En vertu de l’art. 7 al. 1 LPGA, est réputée incapacité de gain toute diminution de l’ensemble ou d’une partie des possibilités de gain de l’assuré sur un marché du travail équilibré dans son domaine d’activité, si cette diminution résulte d’une atteinte à sa santé physique, mentale ou psychique et qu’elle persiste après les traitements et les mesures de réadaptation exigibles.
Est réputée incapacité de travail toute perte, totale ou partielle, de l’aptitude de l’assuré à accomplir dans sa profession ou son domaine d’activité le travail qui peut raisonnablement être exigé de lui, si cette perte résulte d’une atteinte à sa santé physique, mentale ou psychique. En cas d’incapacité de travail de longue durée, l’activité qui peut être exigée de lui peut aussi relever d’une autre profession ou d’un autre domaine d’activité (art. 6 LPGA).
A la teneur de l'art. 4 LAI, l'invalidité (art. 8 LPGA) peut résulter d'une infirmité congénitale, d'une maladie ou d'un accident (al. 1). L'invalidité est réputée survenue dès qu'elle est, par sa nature et sa gravité, propre à ouvrir droit aux prestations entrant en considération (al. 2).
- 6 b) Aux termes de l’art. 28 al. 1 LAI, l’assuré a droit à une rente aux conditions suivantes : sa capacité de gain ou sa capacité d’accomplir ses travaux habituels ne peut pas être rétablie, maintenue ou améliorée par des mesures de réadaptation raisonnablement exigibles (let. a) ; il a présenté une incapacité de travail (art. 6 LPGA) d’au moins 40 % en moyenne durant une année sans interruption notable (let. b) ; au terme de cette année, il est invalide (art. 8 LPGA) à 40 % au moins (let. c).

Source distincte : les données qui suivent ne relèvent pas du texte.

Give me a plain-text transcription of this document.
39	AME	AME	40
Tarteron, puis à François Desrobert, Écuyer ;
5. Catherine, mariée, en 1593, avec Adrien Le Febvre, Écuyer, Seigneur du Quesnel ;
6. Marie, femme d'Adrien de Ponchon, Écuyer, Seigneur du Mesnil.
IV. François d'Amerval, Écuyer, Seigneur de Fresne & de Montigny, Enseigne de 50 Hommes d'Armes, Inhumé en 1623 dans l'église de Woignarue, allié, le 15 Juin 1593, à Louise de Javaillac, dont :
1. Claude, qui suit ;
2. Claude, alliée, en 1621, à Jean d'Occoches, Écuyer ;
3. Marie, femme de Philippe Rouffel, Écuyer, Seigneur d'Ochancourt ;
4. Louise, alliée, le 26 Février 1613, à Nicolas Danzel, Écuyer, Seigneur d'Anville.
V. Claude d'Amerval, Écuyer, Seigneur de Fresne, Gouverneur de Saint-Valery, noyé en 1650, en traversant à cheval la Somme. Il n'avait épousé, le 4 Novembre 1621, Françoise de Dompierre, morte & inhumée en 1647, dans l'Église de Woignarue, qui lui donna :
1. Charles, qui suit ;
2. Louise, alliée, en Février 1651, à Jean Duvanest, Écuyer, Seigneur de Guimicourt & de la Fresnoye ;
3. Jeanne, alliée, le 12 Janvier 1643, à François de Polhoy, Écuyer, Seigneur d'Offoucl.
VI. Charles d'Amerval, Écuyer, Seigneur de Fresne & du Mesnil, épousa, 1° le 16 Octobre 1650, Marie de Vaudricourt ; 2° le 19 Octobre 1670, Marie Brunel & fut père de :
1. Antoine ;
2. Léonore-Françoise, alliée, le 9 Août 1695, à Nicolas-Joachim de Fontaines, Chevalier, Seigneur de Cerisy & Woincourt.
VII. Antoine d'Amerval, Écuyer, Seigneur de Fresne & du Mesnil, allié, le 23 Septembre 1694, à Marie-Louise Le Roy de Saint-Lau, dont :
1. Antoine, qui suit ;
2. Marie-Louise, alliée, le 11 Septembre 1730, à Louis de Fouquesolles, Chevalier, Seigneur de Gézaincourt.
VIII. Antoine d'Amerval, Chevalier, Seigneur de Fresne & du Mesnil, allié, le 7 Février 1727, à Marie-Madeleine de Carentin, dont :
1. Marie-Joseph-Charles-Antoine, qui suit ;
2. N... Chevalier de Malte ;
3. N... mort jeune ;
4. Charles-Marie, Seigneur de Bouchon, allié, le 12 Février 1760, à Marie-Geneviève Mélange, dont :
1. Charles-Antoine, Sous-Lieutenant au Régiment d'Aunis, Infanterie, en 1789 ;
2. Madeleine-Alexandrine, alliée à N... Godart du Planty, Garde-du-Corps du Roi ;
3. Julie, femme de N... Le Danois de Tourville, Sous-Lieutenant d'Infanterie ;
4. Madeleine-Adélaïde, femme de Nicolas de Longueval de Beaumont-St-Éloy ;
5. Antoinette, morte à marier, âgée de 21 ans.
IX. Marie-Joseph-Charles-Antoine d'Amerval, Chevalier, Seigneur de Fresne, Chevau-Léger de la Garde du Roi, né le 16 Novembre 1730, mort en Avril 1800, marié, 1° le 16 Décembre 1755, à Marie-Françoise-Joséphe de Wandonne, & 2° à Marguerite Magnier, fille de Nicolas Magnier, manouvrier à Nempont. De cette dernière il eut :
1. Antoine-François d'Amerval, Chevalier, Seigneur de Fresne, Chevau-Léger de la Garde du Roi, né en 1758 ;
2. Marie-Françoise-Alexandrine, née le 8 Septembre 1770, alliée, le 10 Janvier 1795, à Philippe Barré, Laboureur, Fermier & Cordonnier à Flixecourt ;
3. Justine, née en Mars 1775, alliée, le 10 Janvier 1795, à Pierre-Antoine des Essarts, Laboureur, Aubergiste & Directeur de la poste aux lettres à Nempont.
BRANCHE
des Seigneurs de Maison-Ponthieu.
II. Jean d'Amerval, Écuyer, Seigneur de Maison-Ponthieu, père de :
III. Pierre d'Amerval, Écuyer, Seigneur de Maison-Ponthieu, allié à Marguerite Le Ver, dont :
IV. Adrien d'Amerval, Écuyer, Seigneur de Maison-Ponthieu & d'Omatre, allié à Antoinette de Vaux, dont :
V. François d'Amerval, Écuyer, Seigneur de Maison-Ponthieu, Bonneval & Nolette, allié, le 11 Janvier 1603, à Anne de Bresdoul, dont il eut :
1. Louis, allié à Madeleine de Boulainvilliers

c) Pour évaluer le taux d’invalidité des personnes qui, comme c’est le cas du recourant, pourraient exercer une activité lucrative, le revenu que l’assuré aurait pu obtenir s’il n’était pas atteint dans sa santé (revenu sans invalidité) est comparé avec celui qu’il pourrait obtenir en exerçant l’activité qui peut encore raisonnablement être exigée de lui après les traitements et les mesures de réadaptation, sur un marché du travail équilibré (revenu d’invalide). C’est la méthode ordinaire de comparaison des revenus (art. 16 LPGA et 28a al. 1 LAI). 4. a) En vertu du principe de la priorité de la réadaptation sur la rente, ancré à l’art. 28 al. 1 let. a LAI, la rente doit céder le pas aux mesures de réadaptation qui visent à rétablir, à développer et à sauvegarder la capacité de gain ou celle d’accomplir les travaux habituels (Michel Valterio, Droit de l’assurance-vieillesse et survivants (AVS) et de l’assurance-invalidité (AI), Genève/Zurich/Bâle 2011, p. 532 n° 2016 et réf. cit.). La conséquence de ce principe est qu’avant de se prononcer sur le droit à la rente, les offices AI doivent examiner d’office, sans égard à la demande présentée par l’assuré, toutes les possibilités de réadaptation qui pourraient être nécessaires et de nature à rétablir sa capacité de gain ou d’accomplir les travaux habituels, à l’améliorer, à la sauvegarder ou à en favoriser l’usage (Valterio, op. cit., p. 533 n° 2018 et réf. cit.).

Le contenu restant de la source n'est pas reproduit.